Some experts noted that while this is an interesting proposal, it will almost certainly face challenges in implementation.
“First, countries will have a hard time resisting the urge to ‘cheat’ in the sense of providing some favorable tax treatment to billionaires,” said Dr. Aleksandar Tomic, associate dean for strategy, innovation and technology at the Boston College’s Woods College of Advancing Studies.
“Second, what is being discussed is a tax on wealth more so than on income. The problem here is that billionaires’ wealth is not necessarily liquid at all, and definitely not at current valuation,” he added.
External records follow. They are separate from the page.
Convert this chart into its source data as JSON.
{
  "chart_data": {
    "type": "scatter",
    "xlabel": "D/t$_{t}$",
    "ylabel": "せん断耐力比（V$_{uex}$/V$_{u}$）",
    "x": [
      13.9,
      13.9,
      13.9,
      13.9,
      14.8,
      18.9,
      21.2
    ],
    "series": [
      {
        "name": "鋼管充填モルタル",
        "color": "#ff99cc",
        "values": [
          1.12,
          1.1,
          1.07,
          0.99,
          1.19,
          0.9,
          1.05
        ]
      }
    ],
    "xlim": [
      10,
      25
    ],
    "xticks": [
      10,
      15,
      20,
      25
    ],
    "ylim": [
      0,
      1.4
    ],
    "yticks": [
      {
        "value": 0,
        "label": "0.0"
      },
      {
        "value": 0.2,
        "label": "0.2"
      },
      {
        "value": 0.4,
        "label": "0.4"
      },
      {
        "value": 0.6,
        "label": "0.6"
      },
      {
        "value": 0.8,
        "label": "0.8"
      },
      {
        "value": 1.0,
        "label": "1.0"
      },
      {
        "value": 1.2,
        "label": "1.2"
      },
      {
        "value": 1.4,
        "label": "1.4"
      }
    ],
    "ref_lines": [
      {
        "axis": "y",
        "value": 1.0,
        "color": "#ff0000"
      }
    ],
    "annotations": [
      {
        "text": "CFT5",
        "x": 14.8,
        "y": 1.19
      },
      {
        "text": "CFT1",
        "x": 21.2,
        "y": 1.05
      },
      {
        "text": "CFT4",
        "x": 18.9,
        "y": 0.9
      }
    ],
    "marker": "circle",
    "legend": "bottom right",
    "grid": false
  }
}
Tomic said the bulk of tech CEOs and founders’ wealth is in the form of their company’s stocks.
“If they had to sell a significant amount of stock to pay the tax, the price of the stock would be affected, negatively impacting other people such as small investors, pension funds, etc.,” he added.
All in all, for Tomic this proposal is “an interesting idea and it will become more germane as countries face higher costs of debt service and as countries will have to look to increased tax revenues to finance fiscal deficits.”
“However, again, I think it will be difficult to keep countries from competing with one another once these taxes are announced,” he concluded.
A Lack of Economic Upside?
Yet, some experts argued that there is very little economic upside to the EU billionaire tax study.
“The proposal is based on the conflating of a person’s annual income — a conventional unit of tax assessment — with a much broader and fluid concept of wealth,” said Phil Magness, senior research faculty with the American Institute for Economic Research.
According to Magness, contrary to the EU study’s claims, the current tax systems in the United States and most European countries are overwhelmingly progressive.
“Wealth taxes are notoriously unreliable though. Most wealth taxes attempt to levy a fee upon the unrealized gains in capital assets. Since the estimated value of these assets fluctuates constantly, they are difficult to even estimate let alone collect,” he said, adding that such taxes also create huge distortions on stock and real estate markets while yielding comparatively little revenue.
This latest EU Tax Observatory proposal comes on the heels of similar ones. For example, President Joe Biden’s 2024 fiscal budget, released in March, includes a 25% minimum tax on the wealthiest 0.01%, according to a White House fact sheet. Yet, as CNN noted: “That proposal has since fallen by the wayside with lawmakers in Washington preoccupied with government shutdown threats and looming funding deadlines.”